The objective of the endocardial electrocardiographic “inverse problem” is to compute virtual endocardial surface electrograms based on noncontact cavitary electrograms measured by multielectrode probes. Preliminary studies have demonstrated that methods for acquisition of cavitary electrograms and computation of endocardial electrograms in the beating heart have been established and their accuracy globally confirmed [39–50]. Determining the probe-endocardium geometrical relationship (i.e. probe position and orientation with respect to the endocardial surface) is required to solve the “inverse problem” and a prerequisite for accurate noncontact electrical-anatomical imaging. In initial studies, fluoroscopic imaging provided a means for beat-by-beat global validation of computed endocardial activation in the intact, beating heart [46–50]. Furthermore, epicardial echocardiography [45] was used to determine the probe-cavity geometrical model. However, complex geometry, such as that of the atrium, may not be easily characterized by transthoracic or epicardial echocardiography.

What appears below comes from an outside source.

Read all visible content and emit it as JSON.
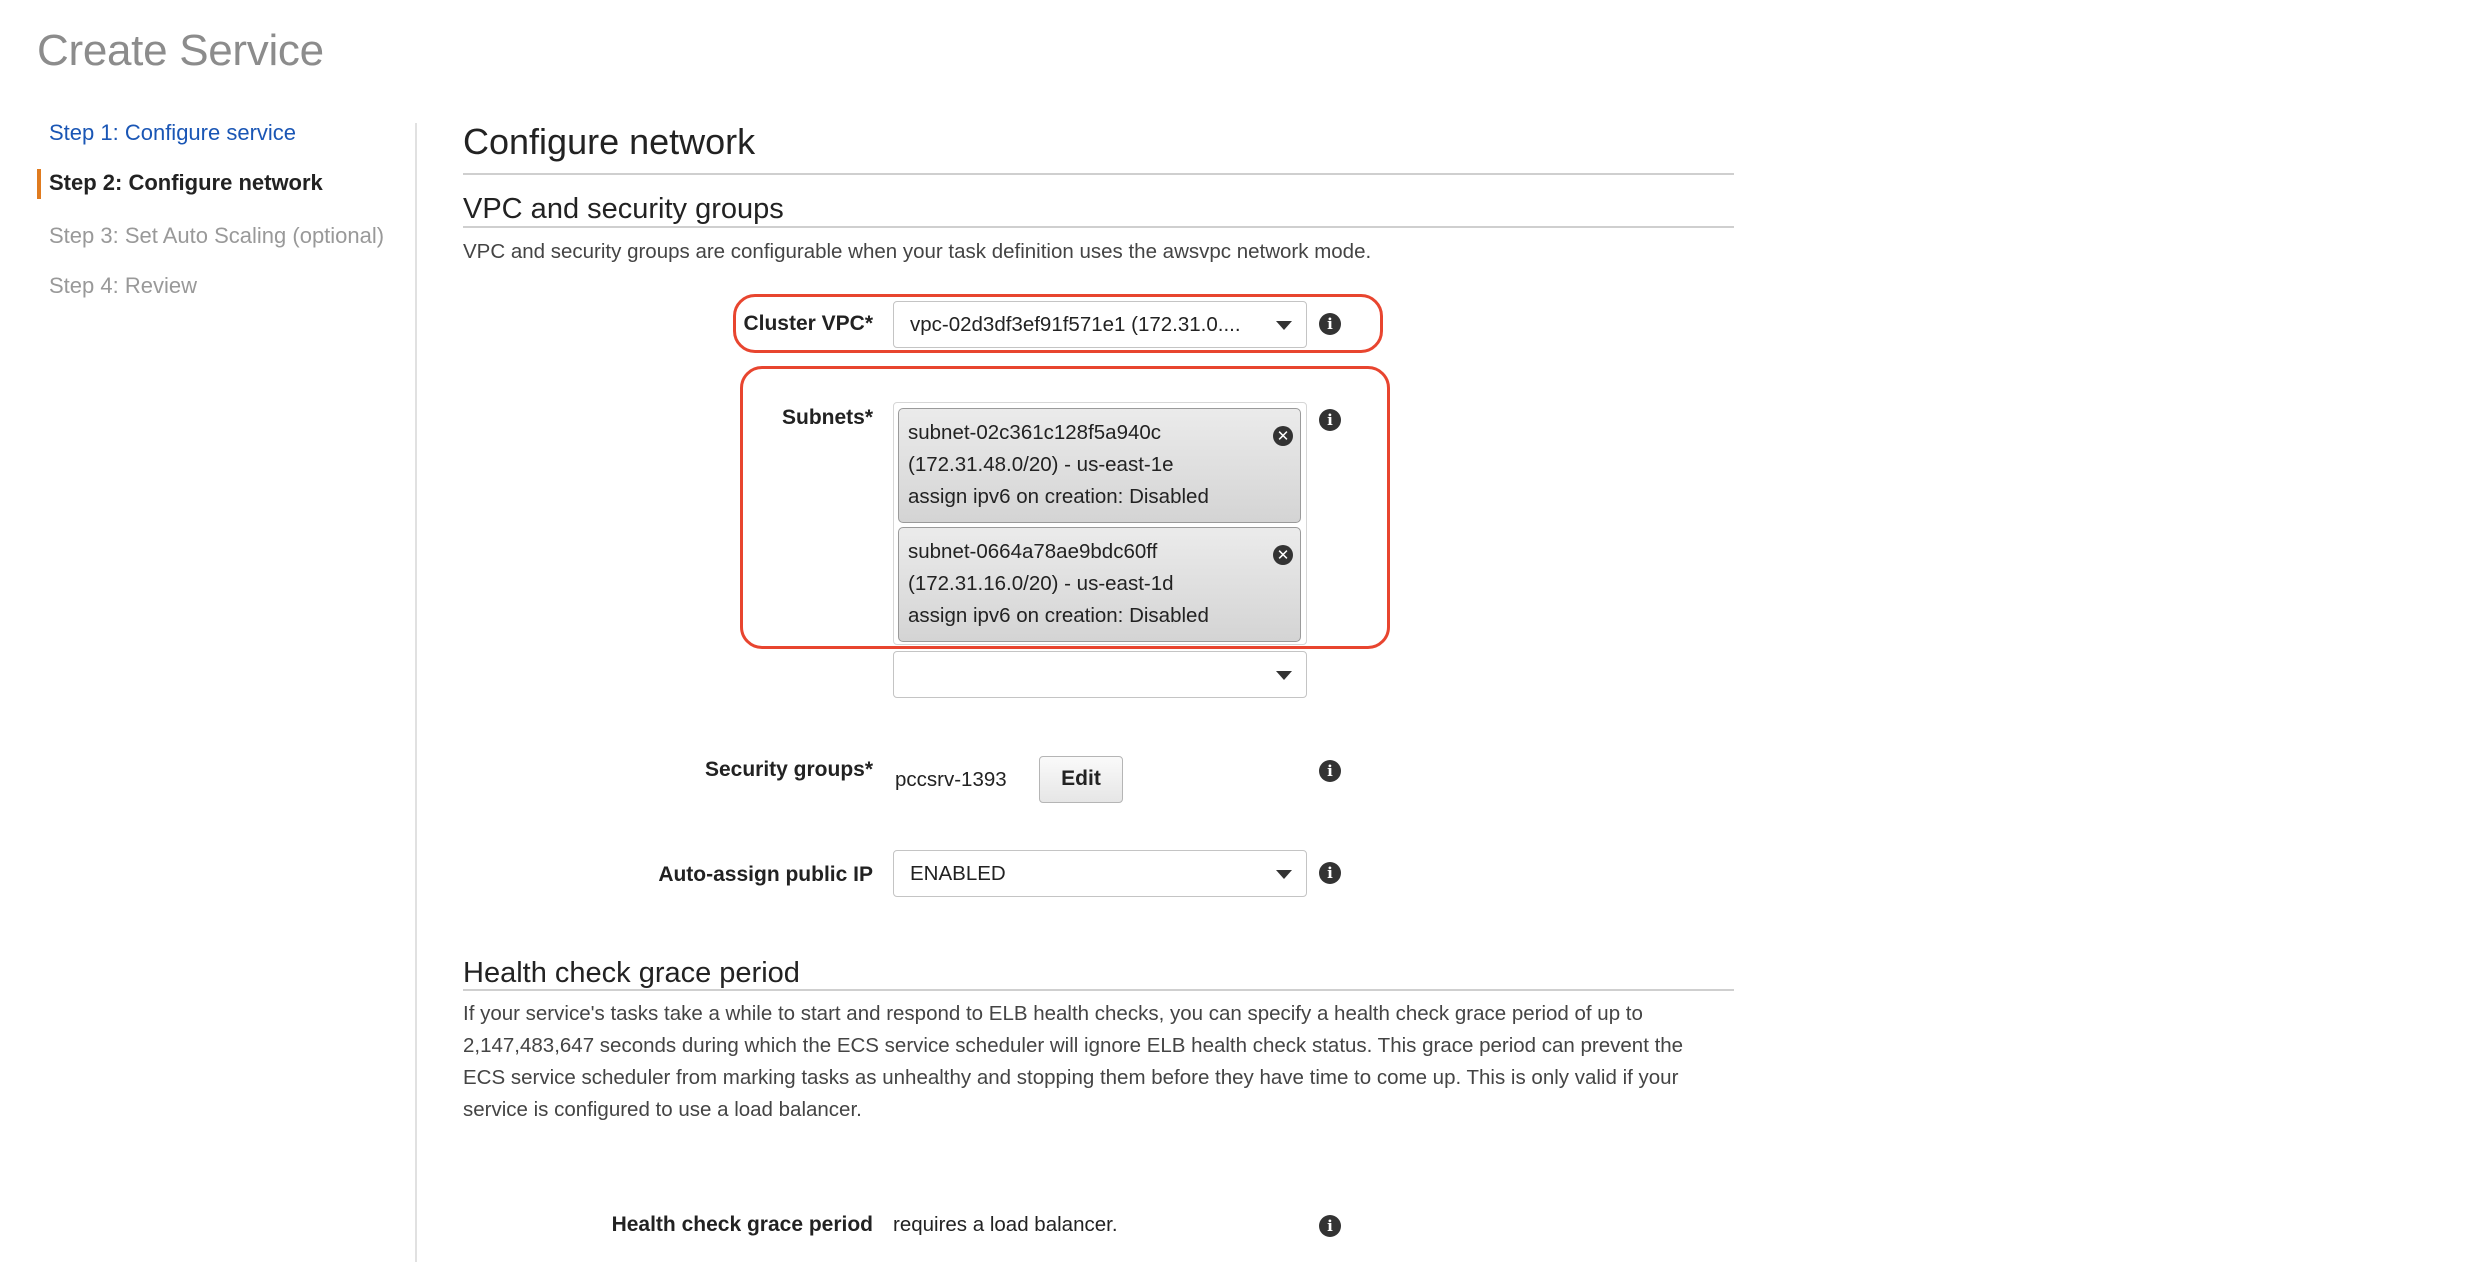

Accurate three-dimensional positioning of electrode-catheters at abnormal electrogram or ablation sites on the endocardium and repositioning of the catheters at specific sites are important for the success of ablation. The disadvantages of routine fluoroscopy during catheterization include radiation effects and limited three-dimensional localization of the catheter. New catheter-systems achieve better three-dimensional positioning by (1) using a specialized magnetic sensor at the tip of the catheter that determines its location with respect to an externally applied magnetic field [15], (2) calculating the distances between a roving intracardiac catheter and a reference catheter, each carrying multiple ultrasonic transducers [16], (3) measuring the field strength at the catheter tip-electrode, while applying three orthogonal currents through the patient's body to locate the catheter [17]; and (4) emitting a low-current locator signal from the catheter tip and determining its distance from a multielectrode cavitary probe [51]. With these mapping techniques true three-dimensional imaging of important endocardial anatomical structures is not readily integrated (only semi-realistic geometric approximations of the endocardial surface), and assumptions must often be made about properties of recorded electrograms in relation to underlying anatomy (e.g. electrograms facing the tricuspid and mitral annuli are low in amplitude).